Photo Journal Mondays: Petrut Calinescu

Photo Journal Mondays: Petrut Calinescu

 © Petrut Calinescu

© Petrut Calinescu

Fish dying in pitch-black, debris-filled waters, lack of drinking water and of electricity, are only a couple of the many problems the inhabitants of Makoko have learned to deal with. Their biggest fear is that they are going to be evacuated by the government and real estate moguls who will seize any opportunity to turn their floating slum in a luxurious residential area. 

Makoko is a 200-year-old fishing village built on the water bank of Lagos Lagoon in Nigeria. Lagos has recently become one of Nigeria’s economic centers and Africa’s largest city (20 million inhabitants). Makoko and its life “on” water, an inch away from the skyscrapers that keep cropping up in Ykoki (business center), has remained untouched by the economic boom around it. Makoko has a population of about 100 000, mostly fishermen from Benin and Togo.

 © Petrut Calinescu

© Petrut Calinescu

The Nigerian government refuses to officially recognize the legitimacy of Makoko and will not provide any public services. There is no running water, electricity, sewage system, public schools or hospitals. Consequently, Makoko has created a parallel system in order to survive and manage itself. Baale, five local leaders, assisted by vigilante (volunteer policemen that are part of the population) make decisions and ensure security locally. There are a few private schools and health clinics, traditional quacks, restaurants, hair salons, barber shops, churches, kindergardens, photo studios, tailor shops, electronic repair shops. Ironically, drinking water represents the greatest shortage of this water dwelling – it is extracted via driling and sold for household needs.

 © Petrut Calinescu

© Petrut Calinescu

 © Petrut Calinescu

© Petrut Calinescu

The cobweb of sewers is full of refuse and human waste. There’s also a high shortage of fish. Nowadays, merchants’ food stalls and boats are full of frozen mackerel imported from Holland, which people then bloat in order for it to resist the heat.

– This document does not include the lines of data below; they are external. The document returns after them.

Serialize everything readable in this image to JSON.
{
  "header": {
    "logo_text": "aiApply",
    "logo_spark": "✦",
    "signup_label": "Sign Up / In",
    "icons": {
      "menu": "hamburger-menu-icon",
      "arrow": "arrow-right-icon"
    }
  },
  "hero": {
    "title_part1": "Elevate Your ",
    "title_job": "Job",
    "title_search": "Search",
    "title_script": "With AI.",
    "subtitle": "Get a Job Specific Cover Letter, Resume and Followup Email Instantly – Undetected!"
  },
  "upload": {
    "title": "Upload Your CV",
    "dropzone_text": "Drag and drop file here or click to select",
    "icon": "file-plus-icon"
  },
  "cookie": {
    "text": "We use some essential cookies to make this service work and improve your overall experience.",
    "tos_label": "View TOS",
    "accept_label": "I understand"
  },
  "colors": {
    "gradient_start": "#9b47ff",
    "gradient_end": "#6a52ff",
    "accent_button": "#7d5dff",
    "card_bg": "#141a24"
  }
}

The lack of sewers and drinking water set the population’s health at risk. But all of this is mere trifle to the locals, compared to the fear of being evaicted overnight by the government. The water below them is worth billions. Makoko is located in an area of Lagos that presents great interest for real estate businesses; it could be filled with sand, turned into land and sold to the wealthy. This is how Banana Island came into existence. It is situated on the opposite side of the lagoon, a kilometre away from Makoko, where fishermen claim the best fish is. According to Forbes.Com, a 3-room apartment costs 2 millions dollars and the land for a house between 4 and 6 million dollars.

 © Petrut Calinescu

© Petrut Calinescu

After similar cases in 2005, 2010 and 2012, in an attempt to evict and clean Makoko up, police troops armed as if for war asked the entire population to leave the area in 72 hours. Many houses were destroyed and then burnt to the ground, and thousands of people were left homeless. Many of them still live there, their boat being their bed and roof. The locals have reacted, trying to stop the demolition. One of the leaders was shot dead and other people were wounded. The locals’ determination to face the armed police and the pressure of the NGOs has made authorities bring the demolition to a halt. At least for now.

The future of Makoko is yet to be decided. There are different initiative of regenerating the area. Influential businessmen want the area to become a second Dubai, a grandious project named Eko-Atlantic. NLE, a group of Nigerian architects, has drafted and carried out a schoo prototype that could be implemented in the entire region. The project received international praise, being nominated, among other things, for an award given by the London Design Museum. Authorities have remained unimpressed and insist on reiterating that an illegal construction, without authorization to function as a school, is up for grabs.